Among the great works of the 20th Century Rosemary Hardy has performed can be included
“Erwartung” by Arnold Schoenberg, which she sang with the Cleveland Orchestra under
Christoph von Dohnanyi and with the Stockholm Philharmonic and Gothenburg Symphony
Orchestras under Sir Andrew Davis, and the great Messiaen song cycle, “Poemes pour Mi”,
with the BBC Symphony Orchestra under Sir Andrew Davis in Westminster Cathedral, and
subsequently with the Mahler Chamber Orchestra under Daniel Harding, BBC Scottish
Symphony Orchestra under Ilan Volkov, and the BBC Philharmonic under Reinbert de
Leeuw.

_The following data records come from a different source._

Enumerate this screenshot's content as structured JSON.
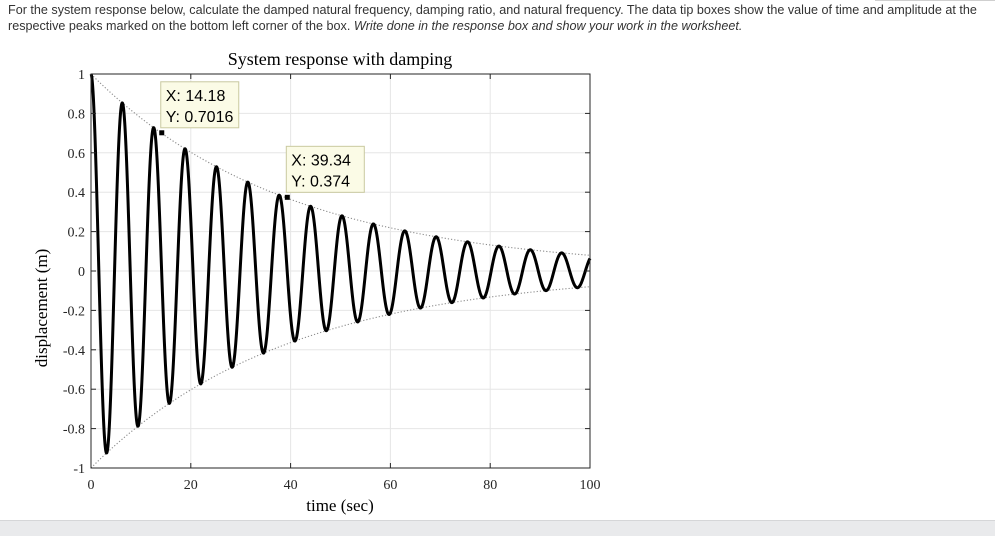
{
  "question": {
    "text": "For the system response below, calculate the damped natural frequency, damping ratio, and natural frequency. The data tip boxes show the value of time and amplitude at the respective peaks marked on the bottom left corner of the box.",
    "instruction": "Write done in the response box and show your work in the worksheet."
  },
  "chart_data": {
    "type": "line",
    "title": "System response with damping",
    "xlabel": "time (sec)",
    "ylabel": "displacement (m)",
    "xlim": [
      0,
      100
    ],
    "ylim": [
      -1,
      1
    ],
    "xticks": [
      0,
      20,
      40,
      60,
      80,
      100
    ],
    "xtick_labels": [
      "0",
      "20",
      "40",
      "60",
      "80",
      "100"
    ],
    "yticks": [
      1,
      0.8,
      0.6,
      0.4,
      0.2,
      0,
      -0.2,
      -0.4,
      -0.6,
      -0.8,
      -1
    ],
    "ytick_labels": [
      "1",
      "0.8",
      "0.6",
      "0.4",
      "0.2",
      "0",
      "-0.2",
      "-0.4",
      "-0.6",
      "-0.8",
      "-1"
    ],
    "grid": true,
    "signal": {
      "form": "exponentially decaying cosine",
      "initial_amplitude": 1,
      "period": 6.29,
      "decay_rate": 0.0253,
      "final_x": 100,
      "final_y": 0.02
    },
    "envelope": {
      "style": "dotted",
      "upper": true,
      "lower": true
    },
    "data_tips": [
      {
        "x_label": "X: 14.18",
        "y_label": "Y: 0.7016",
        "x": 14.18,
        "y": 0.7016
      },
      {
        "x_label": "X: 39.34",
        "y_label": "Y: 0.374",
        "x": 39.34,
        "y": 0.374
      }
    ]
  }
}
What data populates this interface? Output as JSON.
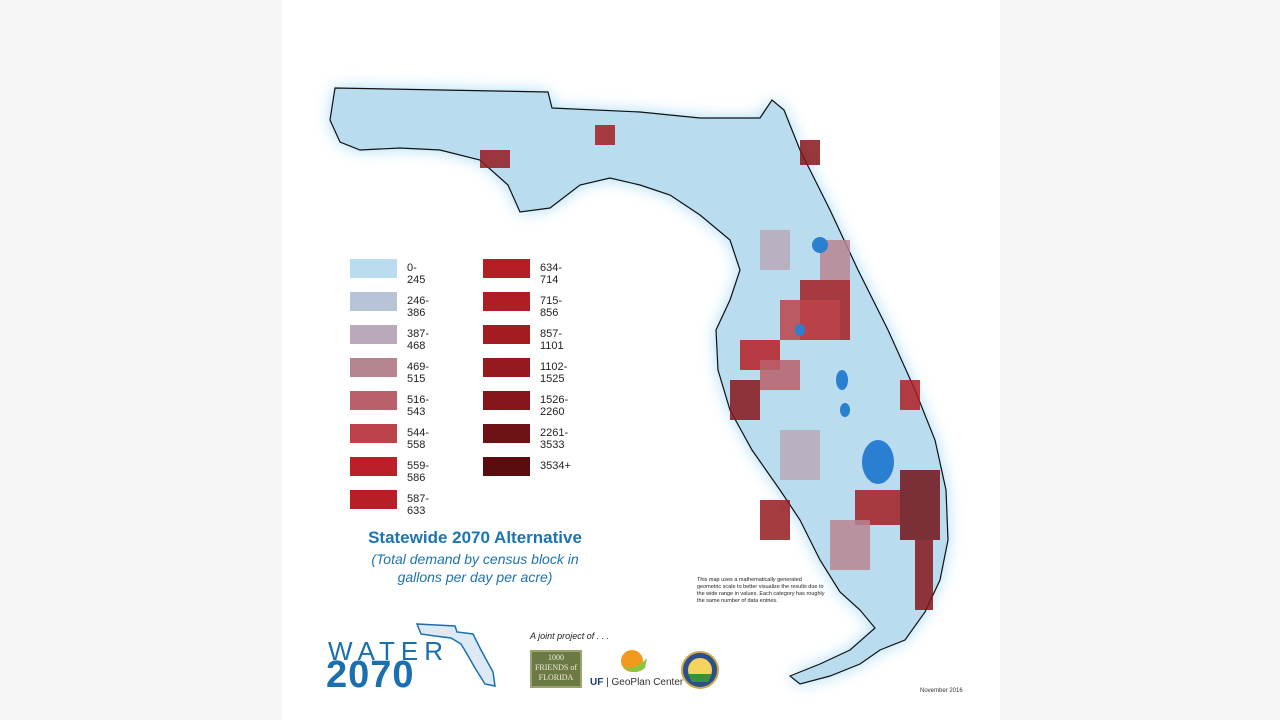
{
  "map": {
    "title": "Statewide 2070 Alternative",
    "subtitle_line1": "(Total demand by census block in",
    "subtitle_line2": "gallons per day per acre)",
    "region": "Florida",
    "base_color": "#b9dcef",
    "water_color": "#2a7fd0",
    "legend": [
      {
        "label": "0-245",
        "color": "#b9dcef"
      },
      {
        "label": "246-386",
        "color": "#b7c3d6"
      },
      {
        "label": "387-468",
        "color": "#b9a9b9"
      },
      {
        "label": "469-515",
        "color": "#b7858f"
      },
      {
        "label": "516-543",
        "color": "#b9606a"
      },
      {
        "label": "544-558",
        "color": "#bc434a"
      },
      {
        "label": "559-586",
        "color": "#bb2028"
      },
      {
        "label": "587-633",
        "color": "#b71f26"
      },
      {
        "label": "634-714",
        "color": "#b51e25"
      },
      {
        "label": "715-856",
        "color": "#ae1e24"
      },
      {
        "label": "857-1101",
        "color": "#a31c22"
      },
      {
        "label": "1102-1525",
        "color": "#941a1f"
      },
      {
        "label": "1526-2260",
        "color": "#86151a"
      },
      {
        "label": "2261-3533",
        "color": "#6e1215"
      },
      {
        "label": "3534+",
        "color": "#5a0d0f"
      }
    ],
    "note": "This map uses a mathematically generated geometric scale to better visualize the results due to the wide range in values. Each category has roughly the same number of data entries.",
    "date": "November 2016"
  },
  "footer": {
    "logo_water": "WATER",
    "logo_year": "2070",
    "joint_project": "A joint project of . . .",
    "friends_logo": "1000 FRIENDS of FLORIDA",
    "uf_logo_mark": "UF",
    "uf_logo_text": "GeoPlan Center",
    "seal_logo": "Florida Department of Agriculture seal"
  }
}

Rosemary Hardy has been associated with a wide range of composers from our time,
from Xenakis to Birtwistle, Nicola Lefanu to Jonathan Harvey, Pierre Boulez to Wolfgang
Rihm. This commitment continues unabated, most recently in a performance in November
2009 at the Zurich New Music Days of Milton Babbitt’s “Philomel”, for soprano and
electronics, and the first performance on November 28th, 2009 of “Wenn Du mich horst,
klopf zweimal” for soprano and string quartet, by the young Turkish composer, Zeynep
Gedizlioglu, commissioned and performed by the Xenia Ensemble at Festival Estovest in
Turin, Italy.
Rosemary Hardy is a linguist, having lived and worked not only in her native UK, but also in
Hungary, Sweden, France, Switzerland, Germany and Turkey. She is also known as an
experienced teacher, from courses at the Britten Pears School in Aldeburgh, England, the
Crescendo Summer Institute for the Arts in Hungary, as well as numerous projects in Sweden.